Arts

Library hosts Rollins Pass presentation, film screening, July 31

rollinspassThe Gilpin County Public Library and Nederland Community Library host a presentation and film screening by local authors B. Travis Wright and Kate Wright, July 31 at 7 p.m. at the Gilpin County Public Library, 15131 Hwy. 119. The event includes rarely-seen photographs from the newly-announced John Trezise Archive for Rollins Pass Imagery and the authors will discuss the significance of archaeological work being done on Rollins Pass to help document 10,000 years of history.

A screening of the documentary film, “Stone and Steel at the Top of the World” by Colorado State University professor and professional archaeologist Jason M. LaBelle PhD will be included. The film describes the ancient hunters of the Colorado high country as well as the Moffat Road railway that ran over Rollins Pass.

First known as Boulder Pass, this comparatively low saddle on the Continental Divide in Colorado has been in continuous use for millennia. First utilized as an expansive Native American game drive complex, the pass subsequently functioned as a toll wagon road in the 1860s. At the turn of the 20th century, Rollins Pass became the highest standard-gauge adhesion railroad grade in North America—an achievement still standing today.

This over-mountain route, known as Corona Pass, was inefficient and dangerous: resolute men tasked with the impossible faced high elevations with even higher risks of injury or death.

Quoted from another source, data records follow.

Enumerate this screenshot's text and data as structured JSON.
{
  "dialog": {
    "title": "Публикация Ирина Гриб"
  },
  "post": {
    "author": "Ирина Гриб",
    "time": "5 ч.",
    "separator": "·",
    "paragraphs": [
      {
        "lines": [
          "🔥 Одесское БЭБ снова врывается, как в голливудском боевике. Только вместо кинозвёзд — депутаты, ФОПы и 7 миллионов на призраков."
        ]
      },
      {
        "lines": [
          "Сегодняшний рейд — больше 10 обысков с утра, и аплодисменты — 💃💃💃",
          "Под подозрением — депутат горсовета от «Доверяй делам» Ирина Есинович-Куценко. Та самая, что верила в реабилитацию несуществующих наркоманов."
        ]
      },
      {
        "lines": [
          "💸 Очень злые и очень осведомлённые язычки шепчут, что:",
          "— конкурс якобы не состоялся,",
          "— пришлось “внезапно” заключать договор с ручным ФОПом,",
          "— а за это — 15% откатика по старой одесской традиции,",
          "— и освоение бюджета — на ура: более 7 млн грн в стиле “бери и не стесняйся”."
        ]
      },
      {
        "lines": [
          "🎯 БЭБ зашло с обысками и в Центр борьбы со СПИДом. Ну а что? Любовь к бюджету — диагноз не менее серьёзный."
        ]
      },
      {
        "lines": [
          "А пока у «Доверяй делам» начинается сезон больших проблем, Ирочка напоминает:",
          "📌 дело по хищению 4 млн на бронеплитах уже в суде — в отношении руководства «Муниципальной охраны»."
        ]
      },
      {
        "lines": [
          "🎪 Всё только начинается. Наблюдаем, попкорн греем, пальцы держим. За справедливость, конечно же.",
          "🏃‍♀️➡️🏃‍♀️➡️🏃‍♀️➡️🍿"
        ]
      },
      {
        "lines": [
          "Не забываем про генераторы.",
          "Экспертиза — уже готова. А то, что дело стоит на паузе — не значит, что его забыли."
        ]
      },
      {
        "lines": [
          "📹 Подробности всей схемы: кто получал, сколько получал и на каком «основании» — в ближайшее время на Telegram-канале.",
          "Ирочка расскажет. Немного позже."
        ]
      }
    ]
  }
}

A safer, permanent route came in 1928 by way of the Moffat Tunnel. The rails of Rollins Pass were then removed, freeing the automobile to tour the historic road. No matter the epoch, the legacy of Rollins Pass abides: a preeminently scenic route to the top of the world.

The new book by B. Travis Wright, MPS, and Kate Wright, MBA, Rollins Pass (Arcadia Press, 2018) and the Rollins Pass postcard pack (a collection of ready-to-send vintage-photograph postcards) will be available for purchase with cash or credit card; the event will include a book signing.

The Wrights, volunteer on Rollins Pass as apprentice archaeologists for Colorado State University and for the US Forest Service. Their collaboration with multidisciplinary experts helps bring to life a mountain of pictorial treasures, many of which are published within for the first time.

The presentation is free and open to the public.